Programma che non è iniziato molto bene.
“Prima di entrare in pista avevo la testa piena di pensieri, mi stavo concentrando su tutto tranne che sul pattinare. E, infatti, pronti via sono finito a terra come un patacca. Ma quella caduta è stata provvidenziale perché mi ha resettato completamente la testa. È come se mi fossi liberato di un peso. Mi son detto: Matteo, oramai è andata, divertiti e goditi la tua Olimpiade. Alla fine è venuto fuori un gran bell’esercizio che ci ha regalato il passaggio alla finale che poi era il nostro vero obiettivo”.
Ma è vero che subito dopo non riusciva ad appoggiare il piede a terra?
“Verissimo. Purtroppo neppure le infiltrazioni mi hanno fatto nulla. E il risultato si è visto il giorno dopo durante il libero: al triplo sono saltato fuori asse perché il menisco mi era uscito, cosa che in quei minuti sarà accaduta ancora quattro o cinque volte. Poi ho lanciato male Nicole perché invece di appoggiarmi sulle gambe ho lavorato di schiena.

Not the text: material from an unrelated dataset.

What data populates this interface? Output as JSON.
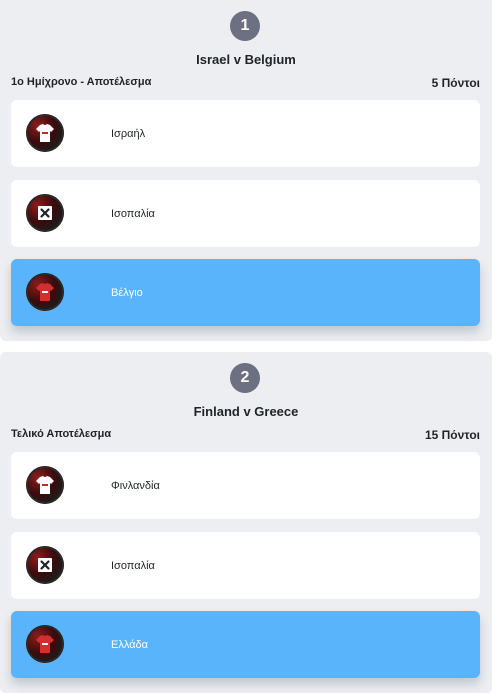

Ho stretto i denti e ho finito l’esercizio e alla fine ero felice di quello che avevo fatto”.
Senta, ci racconti cosa ha provato quando è entrato nello stadio per la sfilata.
“È un qualcosa che a voce non si può spiegare, non ci sono parole per descrivere l’alternarsi delle emozioni. Sei lì, con milioni di persone che sai che ti guardano e avanzi dietro quella bandiera che ti fa sentire un senso di Patria che mai avevo provato prima. Credo che sia una cosa che solo chi fa sport può capire: il Tricolore in quel momento è una seconda pelle che ti senti appiccicata addosso. Poi non scorderò mai il giorno in cui sono rientrato nella nostra casa e ho visto davanti la porta d’ingresso sei macchine con i finestrini neri. Credevo fosse accaduto qualcosa. Mi sono guardato intorno e poi sono entrato a casa Mare (l’altra casa degli Azzurri era la Montagna dove soggiornavano gli sciatori, ndr) e ho visto una persona e ho detto: ma questo io lo conosco. Sono passati cinque, dieci secondi e ho capito che si trattava del nostro Presidente del Consiglio, Enrico Letta, che in quei giorni era ancora in carica”.
E da Rimini ha ricevuto telefonate?
“Purtroppo il telefono era spento perché avevamo il silenzio stampa, sentivo solo mio padre alla sera. Ma Facebook lo guardavo e ho visto i messaggi che mi sono arrivati. Ho cercato di tenere alto il nome di Rimini e spero di esserci riuscito nel migliore dei modi”.
A marzo ci sarebbero i Mondiali.
“Vediamo come sto, al momento non credo di prendervi parte”.